Education
Don Tasks Sociologists On Subject Relevance
A university lecturer, Professor Mark Anikpo has stressed the need for sociologists to have a rethink on the discipline, its methodologies and theoretical models to conform with the realities of contemporary Nigerian society, and the challenges they pose to the relevance of the discipline.
He made the assertion while delivering the 5th valedictory lecture of the University of Port Harcourt (UNIPORT) recently, to mark his formal retirement from the university.
Professor Anikpo, whose lecture was titled “Sociology in Contemporary :The Challenges of Relevance”, stressed the need for more macro-research initiatives in the discipline.

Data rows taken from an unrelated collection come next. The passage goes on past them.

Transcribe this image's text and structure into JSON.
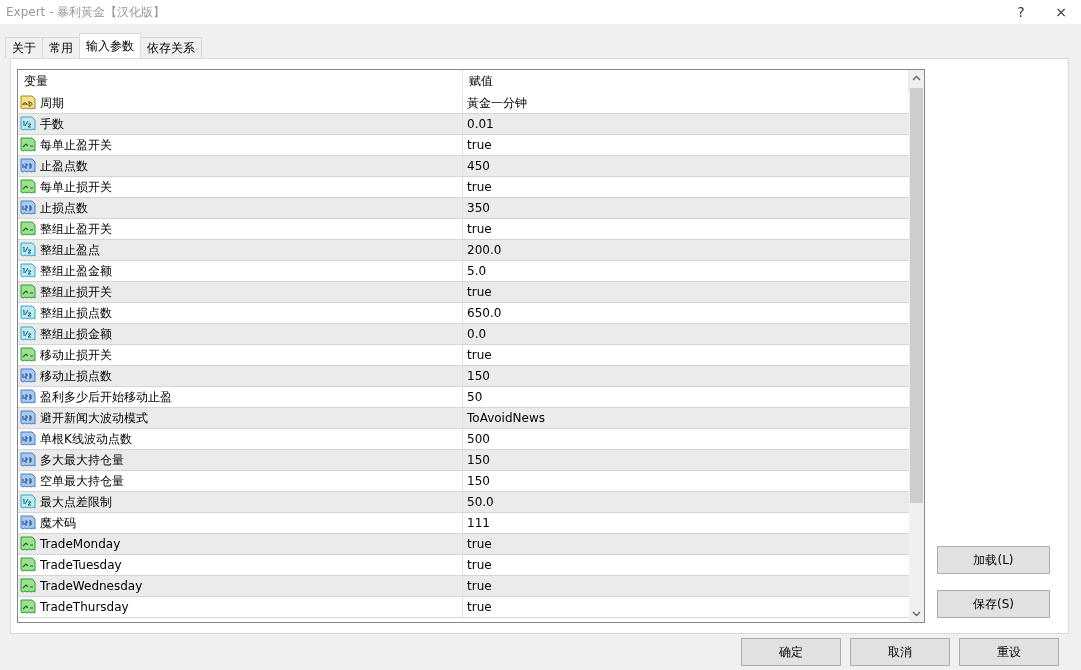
{
  "window": {
    "title": "Expert - 暴利黃金【汉化版】",
    "help": "?",
    "close": "×"
  },
  "tabs": [
    {
      "label": "关于",
      "selected": false
    },
    {
      "label": "常用",
      "selected": false
    },
    {
      "label": "输入参数",
      "selected": true
    },
    {
      "label": "依存关系",
      "selected": false
    }
  ],
  "table": {
    "columns": [
      "变量",
      "赋值"
    ],
    "rows": [
      {
        "kind": "string",
        "name": "周期",
        "value": "黃金一分钟"
      },
      {
        "kind": "double",
        "name": "手数",
        "value": "0.01"
      },
      {
        "kind": "bool",
        "name": "每单止盈开关",
        "value": "true"
      },
      {
        "kind": "int",
        "name": "止盈点数",
        "value": "450"
      },
      {
        "kind": "bool",
        "name": "每单止损开关",
        "value": "true"
      },
      {
        "kind": "int",
        "name": "止损点数",
        "value": "350"
      },
      {
        "kind": "bool",
        "name": "整组止盈开关",
        "value": "true"
      },
      {
        "kind": "double",
        "name": "整组止盈点",
        "value": "200.0"
      },
      {
        "kind": "double",
        "name": "整组止盈金额",
        "value": "5.0"
      },
      {
        "kind": "bool",
        "name": "整组止损开关",
        "value": "true"
      },
      {
        "kind": "double",
        "name": "整组止损点数",
        "value": "650.0"
      },
      {
        "kind": "double",
        "name": "整组止损金额",
        "value": "0.0"
      },
      {
        "kind": "bool",
        "name": "移动止损开关",
        "value": "true"
      },
      {
        "kind": "int",
        "name": "移动止损点数",
        "value": "150"
      },
      {
        "kind": "int",
        "name": "盈利多少后开始移动止盈",
        "value": "50"
      },
      {
        "kind": "int",
        "name": "避开新闻大波动模式",
        "value": "ToAvoidNews"
      },
      {
        "kind": "int",
        "name": "单根K线波动点数",
        "value": "500"
      },
      {
        "kind": "int",
        "name": "多大最大持仓量",
        "value": "150"
      },
      {
        "kind": "int",
        "name": "空单最大持仓量",
        "value": "150"
      },
      {
        "kind": "double",
        "name": "最大点差限制",
        "value": "50.0"
      },
      {
        "kind": "int",
        "name": "魔术码",
        "value": "111"
      },
      {
        "kind": "bool",
        "name": "TradeMonday",
        "value": "true"
      },
      {
        "kind": "bool",
        "name": "TradeTuesday",
        "value": "true"
      },
      {
        "kind": "bool",
        "name": "TradeWednesday",
        "value": "true"
      },
      {
        "kind": "bool",
        "name": "TradeThursday",
        "value": "true"
      }
    ]
  },
  "side_buttons": [
    "加载(L)",
    "保存(S)"
  ],
  "buttons": [
    "确定",
    "取消",
    "重设"
  ]
}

“The history and scope of the contemporary social challenges must be brought together to reveal their characteristics and patterns.
“It is only in so doing that a relevant research analysis can emerge, and appropriate prescription solution offered”, he said.
A former deputy vice chancellor (Administration) of the UNIPORT, Anikpo, who was conferred with the “Fellowship of the Academy of Social Sciences of Nigeria” at the twilight of his formal academic career, suggested areas sociologists should focus.
“More efforts should be directed to practical areas such as conflict resolution, labour management relations, social welfare, security and crime prevention”, he said.
According to him, these areas “offered implementable policy suggestions and praxis, but only as parts of a dialectical programme”.
He noted that sociologists have stopped defining societies to reveal its contemporary dynamics and demands.
This, he continued has resulted in the decline of its relevance as a tool for understanding and solving contemporary social problems.
“Macro research endeavours have at best, merely scratched at the emerging challenges without really professing adequate solutions to them”, he said, hence the need for more macro studies based on historical dialectical transformation of society.
While noting that theoretical models have shifted to conservative functionalist models, which were unable to critically expose the ills of society, Anikpo proffered the way forward.
“More analysis from critical political economy models are now imperatives to enhance the capacity of sociology to understand and profer solutions to emerging social problems in contemporary society”, he said.
In his remarks, the VC of the university, Professor Joseph Ajienka, described Anikpo as “a seasoned academic and mentor of many scholars, who has impacted the academia in many positive ways in many years of continous engagement”.